The boys shave a good seventy seconds off of “Back In The USSR,” by playing it 80% faster than the original. It’s a faithful version, they don’t leave anything out, from the jet take-off sound at the start, to the searing solo in the center. They just cut through the song, as if they all had five cups of coffee before doing the take and are in one huge hurry to just be done with it. Pretty impressive. Obviously, by sprinting through every song at breakneck speed, there is not a lot of room for nuance and shading; but that too would appears to be a part of the musical landscape that the band traverses.
“Misplaced” seems to be concerned, lyrically, with some sort of immediate personal injustice, however it is difficult to ascertain, within the midst of the brouhaha. Dan Hawthorne’s slash and burn guitar tactics are matched, volley for volley, by Joe Frost’s torrid bass pace and Dylan Skiles’ frenetic, rapid-fire drums. “Peace Is Gone” seems to widen its world view a tad, although its hard to tell. There seem to be some references to bombs and war. They pull the old “start off real slow for sixteen bars before blasting out” trick. They do it pretty well.
A complete change of pace, “Comeback” circles around an Offspring sort of delivery, while lyrically delving into a softer, more sensitive side. As might be expected, they snap right out of it with “Mirage.” Frost’s double-time bass riff develops into a volcanic attack of the storm troopers. “So Long Screwy” is a two-minute sonic assault upon a relationship gone sour.
With the tag line “The Dandy’s might have been rock heroes to some/But they never meant shit to me,” “Ode To The Dandie Warhols” gives the impression that there might be some sort of axe to grind here, beyond mere differences of musical opinion. Typically, in situations such as this, there is a woman involved. Whatever the case, it’s another flamethrower of a song, as the lads sling some serious sludge, while bearing quite a grudge.
Now, “I Shit A Shih Tzu” takes another tack all together- verbally pummeling a next door neighbor for the lawn habits of the pet dog- all hell threatens to break loose. “ I swayh to gawd lady…” “Who’s Gonna Start It” is cut that seems to be looking for trouble, both from any immediate interpersonal relationships and from the world at large. The scuffling, hyperactive arrangement furthers this impression.
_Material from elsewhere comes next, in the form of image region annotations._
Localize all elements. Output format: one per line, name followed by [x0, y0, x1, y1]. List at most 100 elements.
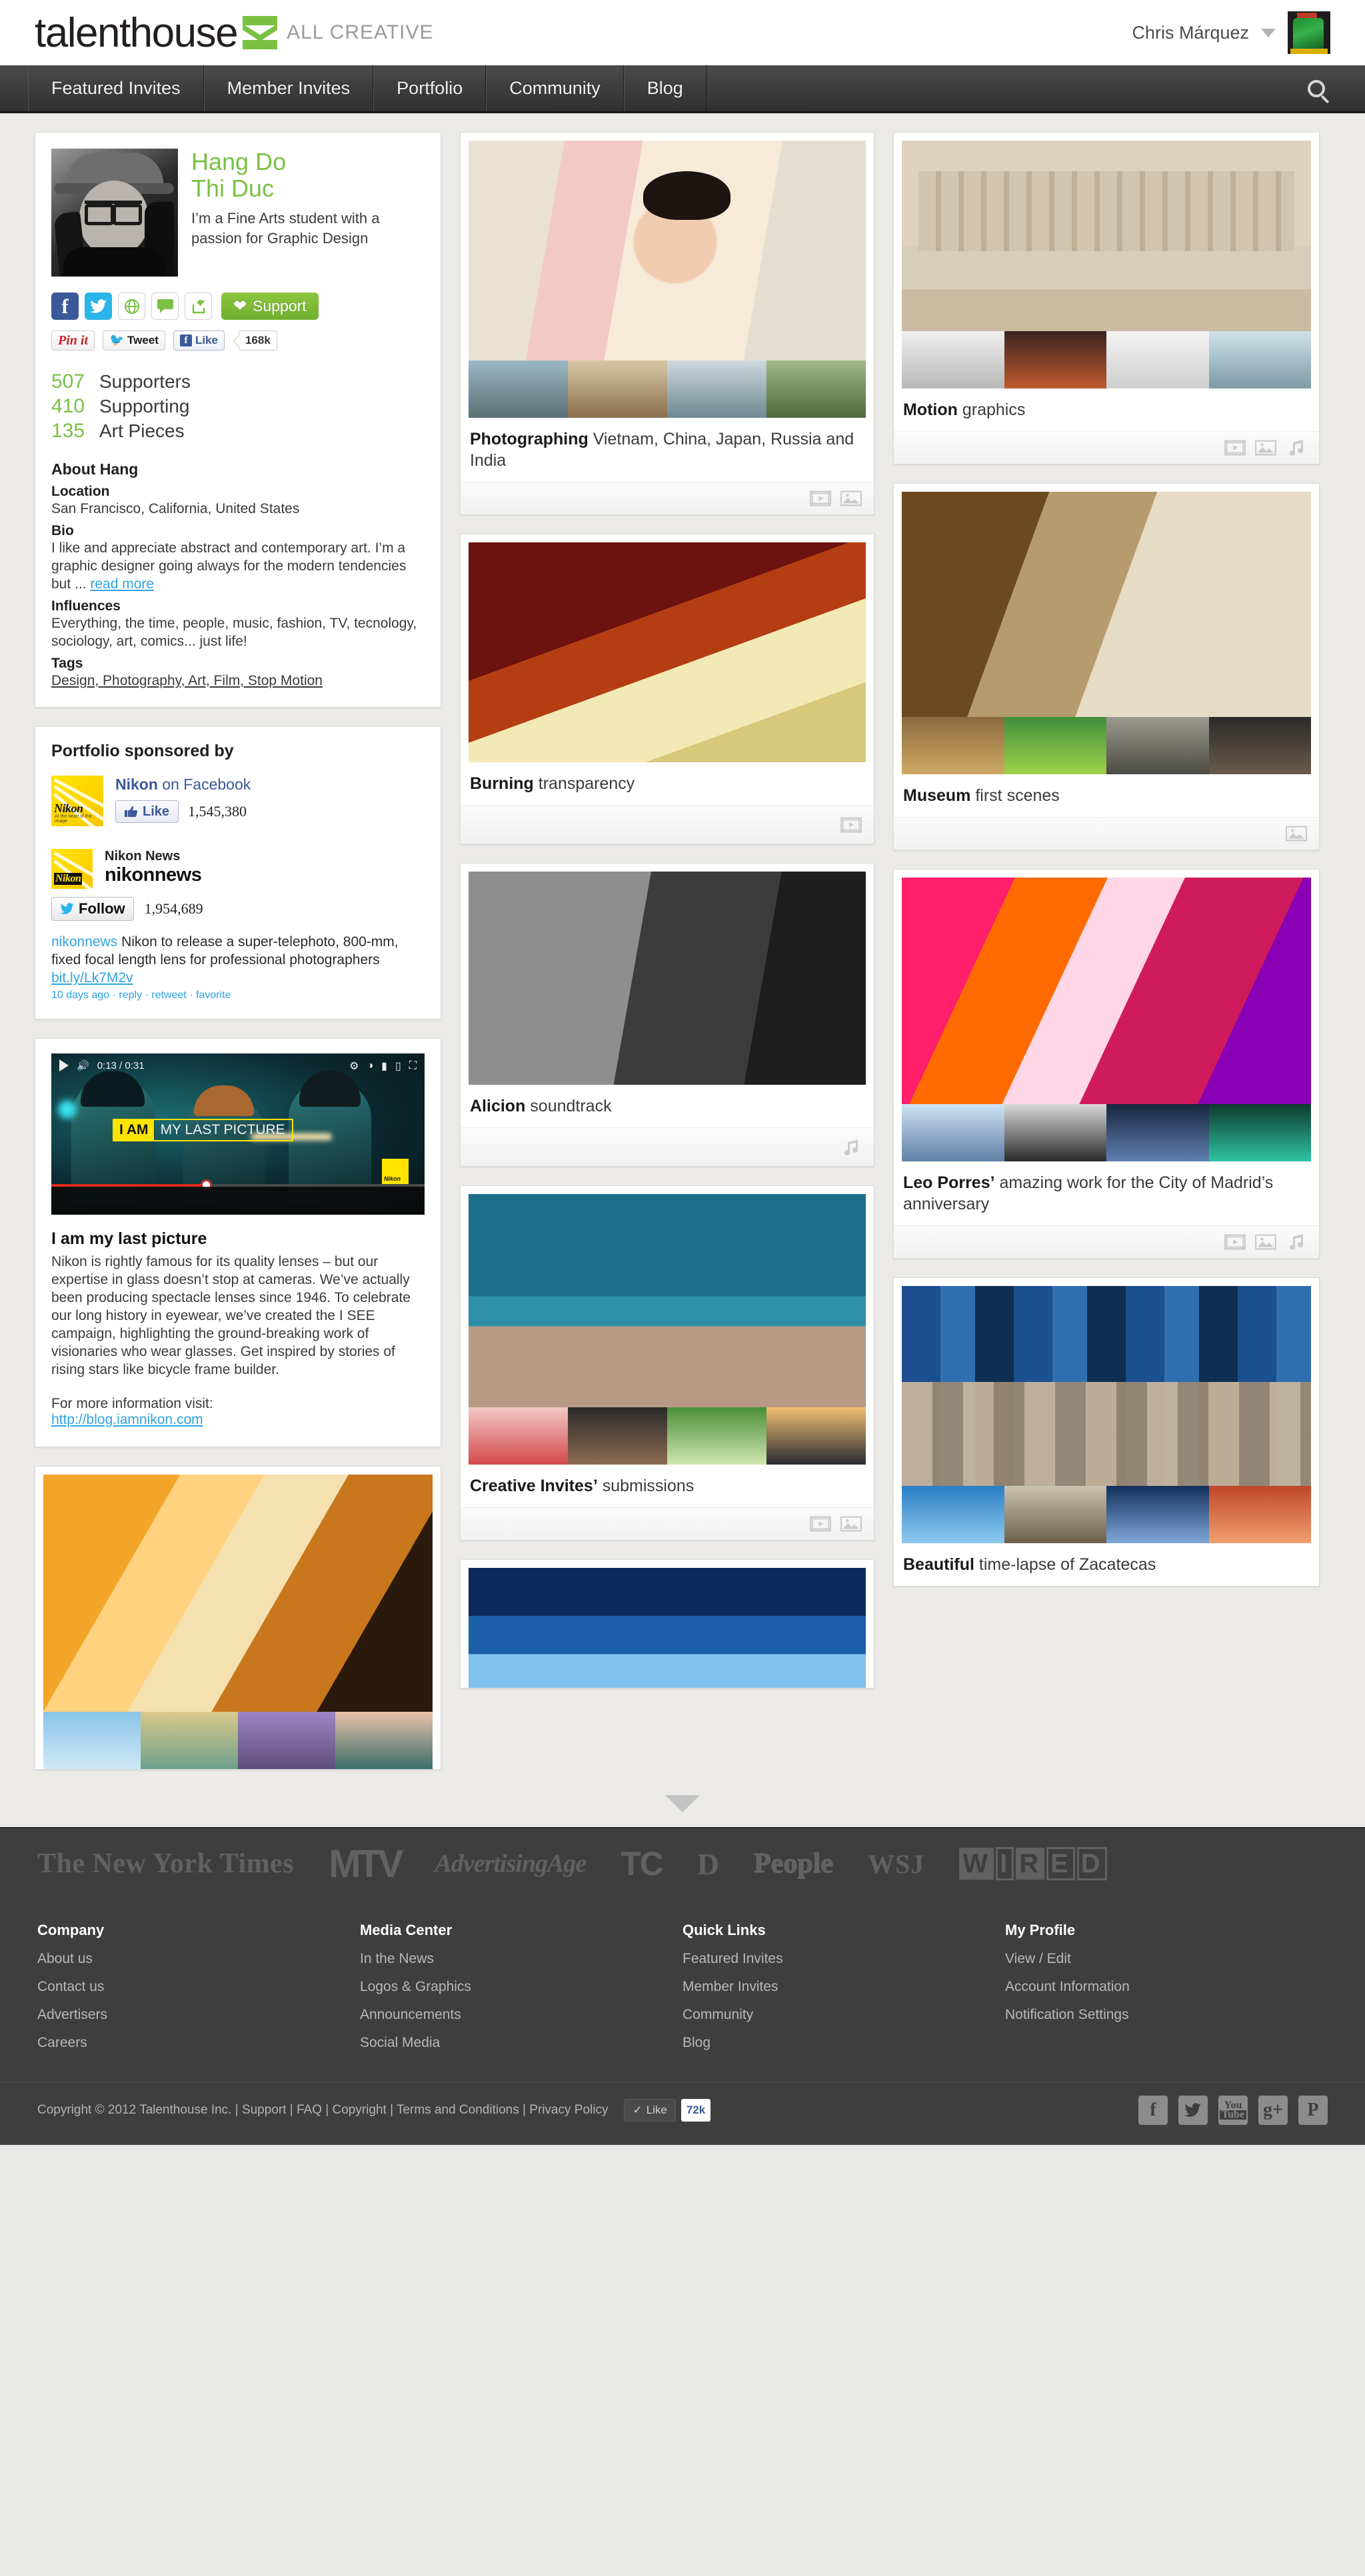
thumbnail[interactable] [766, 1407, 866, 1465]
search-button[interactable] [1308, 65, 1365, 111]
facebook-icon[interactable]: f [1138, 2096, 1168, 2125]
tags-value[interactable]: Design, Photography, Art, Film, Stop Mot… [51, 672, 425, 690]
comment-icon[interactable] [151, 293, 179, 320]
thumbnail[interactable] [902, 1486, 1004, 1543]
thumbnail[interactable] [1004, 1486, 1106, 1543]
portfolio-thumbnails[interactable] [469, 1407, 866, 1465]
thumbnail[interactable] [238, 1712, 335, 1769]
nav-item-member-invites[interactable]: Member Invites [203, 65, 374, 111]
footer-link-contact-us[interactable]: Contact us [37, 1979, 360, 1995]
tweet-link[interactable]: bit.ly/Lk7M2v [51, 970, 133, 985]
portfolio-hero-image[interactable] [469, 1568, 866, 1688]
youtube-icon[interactable]: You Tube [1218, 2096, 1248, 2125]
footer-link-careers[interactable]: Careers [37, 2035, 360, 2051]
googleplus-icon[interactable]: g+ [1258, 2096, 1288, 2125]
thumbnail[interactable] [568, 1407, 667, 1465]
portfolio-hero-image[interactable] [469, 542, 866, 762]
tweet-meta[interactable]: 10 days ago · reply · retweet · favorite [51, 989, 425, 1001]
brand-logo[interactable]: talenthouse ALL CREATIVE [35, 9, 434, 57]
portfolio-hero-image[interactable] [469, 872, 866, 1085]
thumbnail[interactable] [1004, 1104, 1106, 1161]
size-icon[interactable]: ▯ [395, 1059, 401, 1073]
footer-link-blog[interactable]: Blog [682, 2035, 1005, 2051]
portfolio-card-next[interactable] [460, 1559, 874, 1688]
portfolio-thumbnails[interactable] [902, 1104, 1311, 1161]
tags-links[interactable]: Design, Photography, Art, Film, Stop Mot… [51, 673, 323, 688]
search-icon[interactable] [1308, 79, 1325, 97]
portfolio-card-burning[interactable]: Burning transparency [460, 534, 874, 844]
thumbnail[interactable] [1208, 1486, 1311, 1543]
support-button[interactable]: ❤ Support [221, 293, 319, 320]
thumbnail[interactable] [1106, 1486, 1209, 1543]
thumbnail[interactable] [141, 1712, 238, 1769]
portfolio-hero-image[interactable] [902, 1286, 1311, 1486]
user-menu[interactable]: Chris Márquez [1132, 11, 1330, 54]
copyright-text[interactable]: Copyright © 2012 Talenthouse Inc. | Supp… [37, 2103, 608, 2118]
footer-link-social-media[interactable]: Social Media [360, 2035, 682, 2051]
portfolio-card-photographing[interactable]: Photographing Vietnam, China, Japan, Rus… [460, 132, 874, 515]
footer-link-advertisers[interactable]: Advertisers [37, 2007, 360, 2023]
portfolio-thumbnails[interactable] [43, 1712, 433, 1769]
thumbnail[interactable] [1106, 717, 1209, 774]
footer-link-member-invites[interactable]: Member Invites [682, 1979, 1005, 1995]
globe-icon[interactable] [118, 293, 145, 320]
sponsor-video-url[interactable]: http://blog.iamnikon.com [51, 1412, 203, 1427]
fullscreen-icon[interactable]: ⛶ [409, 1060, 417, 1072]
portfolio-card-motion-graphics[interactable]: Motion graphics [893, 132, 1320, 464]
thumbnail[interactable] [766, 360, 866, 418]
portfolio-thumbnails[interactable] [902, 331, 1311, 388]
nav-item-portfolio[interactable]: Portfolio [373, 65, 487, 111]
thumbnail[interactable] [1208, 331, 1311, 388]
twitter-icon[interactable] [1178, 2096, 1208, 2125]
thumbnail[interactable] [43, 1712, 141, 1769]
thumbnail[interactable] [1106, 1104, 1209, 1161]
footer-link-view-edit[interactable]: View / Edit [1005, 1951, 1328, 1967]
footer-link-community[interactable]: Community [682, 2007, 1005, 2023]
load-more-indicator[interactable] [35, 1788, 1330, 1827]
portfolio-thumbnails[interactable] [902, 717, 1311, 774]
twitter-follow-button[interactable]: Follow [51, 897, 134, 921]
thumbnail[interactable] [1208, 717, 1311, 774]
thumbnail[interactable] [667, 1407, 766, 1465]
nikon-facebook-title[interactable]: Nikon on Facebook [115, 776, 251, 794]
gear-icon[interactable]: ⚙ [349, 1059, 359, 1073]
footer-link-about-us[interactable]: About us [37, 1951, 360, 1967]
footer-facebook-like[interactable]: ✓ Like 72k [624, 2099, 711, 2122]
chevron-down-icon[interactable] [1261, 28, 1276, 37]
portfolio-hero-image[interactable] [469, 141, 866, 360]
footer-link-logos-graphics[interactable]: Logos & Graphics [360, 1979, 682, 1995]
footer-link-featured-invites[interactable]: Featured Invites [682, 1951, 1005, 1967]
thumbnail[interactable] [1106, 331, 1209, 388]
footer-link-announcements[interactable]: Announcements [360, 2007, 682, 2023]
portfolio-card-creative-invites[interactable]: Creative Invites’ submissions [460, 1185, 874, 1541]
thumbnail[interactable] [1004, 717, 1106, 774]
thumbnail[interactable] [667, 360, 766, 418]
footer-like-button[interactable]: ✓ Like [624, 2099, 676, 2122]
avatar[interactable] [1288, 11, 1330, 54]
footer-link-in-the-news[interactable]: In the News [360, 1951, 682, 1967]
portfolio-card-alicion[interactable]: Alicion soundtrack [460, 863, 874, 1167]
twitter-icon[interactable] [85, 293, 112, 320]
thumbnail[interactable] [1004, 331, 1106, 388]
portfolio-hero-image[interactable] [43, 1475, 433, 1712]
portfolio-thumbnails[interactable] [469, 360, 866, 418]
play-icon[interactable] [59, 1059, 69, 1071]
pinterest-icon[interactable]: P [1298, 2096, 1328, 2125]
facebook-like-button[interactable]: f Like [173, 330, 225, 350]
nav-item-blog[interactable]: Blog [623, 65, 706, 111]
portfolio-thumbnails[interactable] [902, 1486, 1311, 1543]
portfolio-hero-image[interactable] [902, 492, 1311, 717]
footer-link-notification-settings[interactable]: Notification Settings [1005, 2007, 1328, 2023]
portfolio-card-zacatecas[interactable]: Beautiful time-lapse of Zacatecas [893, 1277, 1320, 1587]
volume-icon[interactable]: 🔊 [77, 1059, 89, 1071]
share-icon[interactable] [185, 293, 212, 320]
read-more-link[interactable]: read more [90, 576, 154, 592]
video-player[interactable]: I AM MY LAST PICTURE Nikon 🔊 0:13 / 0:31… [51, 1053, 425, 1215]
thumbnail[interactable] [1208, 1104, 1311, 1161]
chevron-down-icon[interactable] [665, 1795, 700, 1812]
tweet-handle[interactable]: nikonnews [51, 934, 117, 950]
portfolio-card-museum[interactable]: Museum first scenes [893, 483, 1320, 850]
thumbnail[interactable] [902, 331, 1004, 388]
nikon-news-handle[interactable]: nikonnews [105, 864, 202, 886]
portfolio-hero-image[interactable] [902, 141, 1311, 331]
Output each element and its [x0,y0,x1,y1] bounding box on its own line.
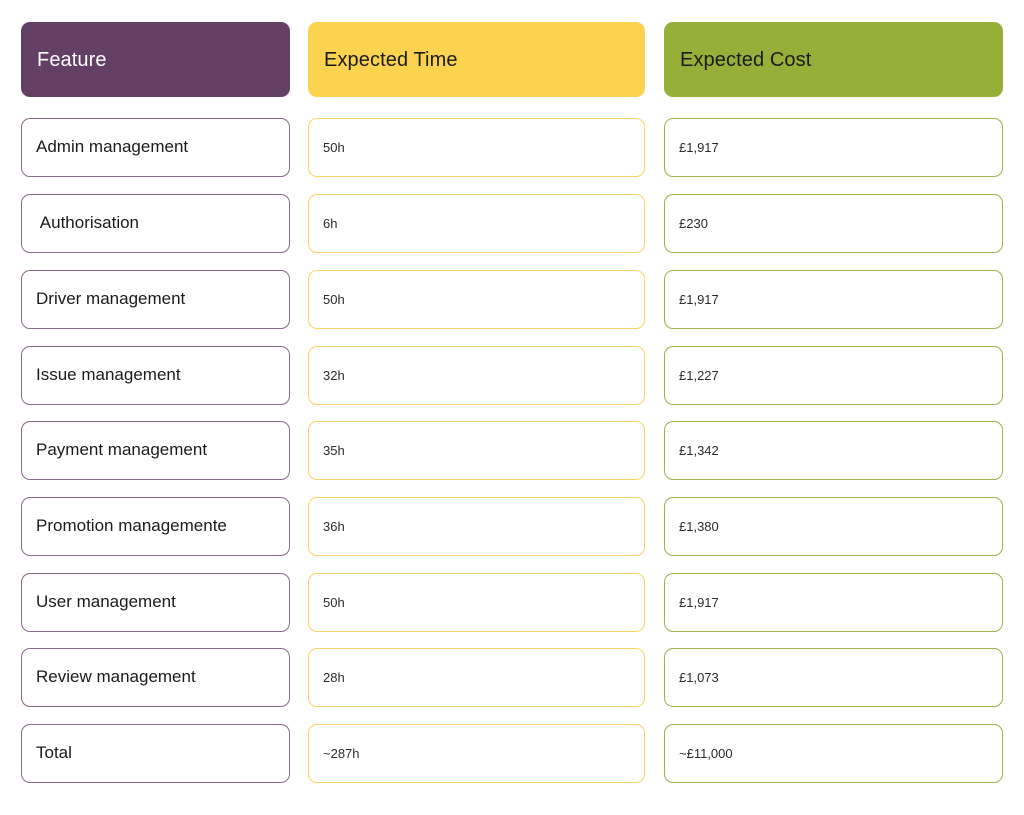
column-expected-cost: Expected Cost £1,917 £230 £1,917 £1,227 … [664,0,1003,815]
table-row-total: ~£11,000 [664,724,1003,783]
cell-expected-cost: £1,917 [679,594,719,610]
table-row: User management [21,573,290,632]
cell-feature: Payment management [36,440,208,460]
cell-expected-time: 36h [323,518,345,534]
table-row: £1,380 [664,497,1003,556]
cell-expected-cost: £1,380 [679,518,719,534]
column-header-feature: Feature [21,22,290,97]
column-header-expected-time-label: Expected Time [324,48,458,71]
cell-expected-time: 50h [323,291,345,307]
cell-expected-time: 50h [323,594,345,610]
cell-expected-cost: £1,073 [679,669,719,685]
cell-expected-time: 32h [323,367,345,383]
table-row: £230 [664,194,1003,253]
column-feature: Feature Admin management Authorisation D… [21,0,290,815]
column-header-feature-label: Feature [37,48,107,71]
table-row: Issue management [21,346,290,405]
table-row: Driver management [21,270,290,329]
cell-expected-cost: £1,342 [679,442,719,458]
table-row: 50h [308,270,645,329]
cell-expected-time: 28h [323,669,345,685]
table-row: £1,227 [664,346,1003,405]
cell-feature: Driver management [36,289,186,309]
table-row: 6h [308,194,645,253]
cell-feature: Issue management [36,365,181,385]
column-expected-time: Expected Time 50h 6h 50h 32h 35h 36h 50h… [308,0,645,815]
table-row: 50h [308,573,645,632]
table-row: £1,917 [664,270,1003,329]
cell-feature: Promotion managemente [36,516,227,536]
cell-expected-cost: £1,917 [679,139,719,155]
table-row: £1,073 [664,648,1003,707]
cell-feature: User management [36,592,176,612]
table-row: Payment management [21,421,290,480]
column-header-expected-time: Expected Time [308,22,645,97]
table-row: Review management [21,648,290,707]
cell-expected-time: 6h [323,215,338,231]
cell-expected-time-total: ~287h [323,745,360,761]
table-row: 36h [308,497,645,556]
table-row: £1,917 [664,118,1003,177]
cell-expected-time: 35h [323,442,345,458]
table-row: 50h [308,118,645,177]
table-row-total: ~287h [308,724,645,783]
table-row: 28h [308,648,645,707]
cell-feature-total: Total [36,743,72,763]
feature-estimate-table: Feature Admin management Authorisation D… [0,0,1024,815]
cell-expected-cost: £1,227 [679,367,719,383]
table-row: 32h [308,346,645,405]
table-row: Promotion managemente [21,497,290,556]
cell-feature: Authorisation [36,213,140,233]
cell-expected-cost: £1,917 [679,291,719,307]
table-row: £1,342 [664,421,1003,480]
cell-expected-time: 50h [323,139,345,155]
cell-feature: Admin management [36,137,189,157]
table-row: 35h [308,421,645,480]
table-row: £1,917 [664,573,1003,632]
column-header-expected-cost: Expected Cost [664,22,1003,97]
cell-expected-cost: £230 [679,215,708,231]
table-row: Admin management [21,118,290,177]
cell-feature: Review management [36,667,196,687]
cell-expected-cost-total: ~£11,000 [679,745,733,761]
table-row-total: Total [21,724,290,783]
table-row: Authorisation [21,194,290,253]
column-header-expected-cost-label: Expected Cost [680,48,812,71]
Trophywife get no points for subtlety. They are about as subtle as an asteroid striking the earth. However, they play very well together as a unit. While their music is certain to have no appeal to ballad lovers and acousti-cats, there is a place in rock music for what these lads do. And it seems likely that they are going to jackhammer their way to that place, come hell or high water.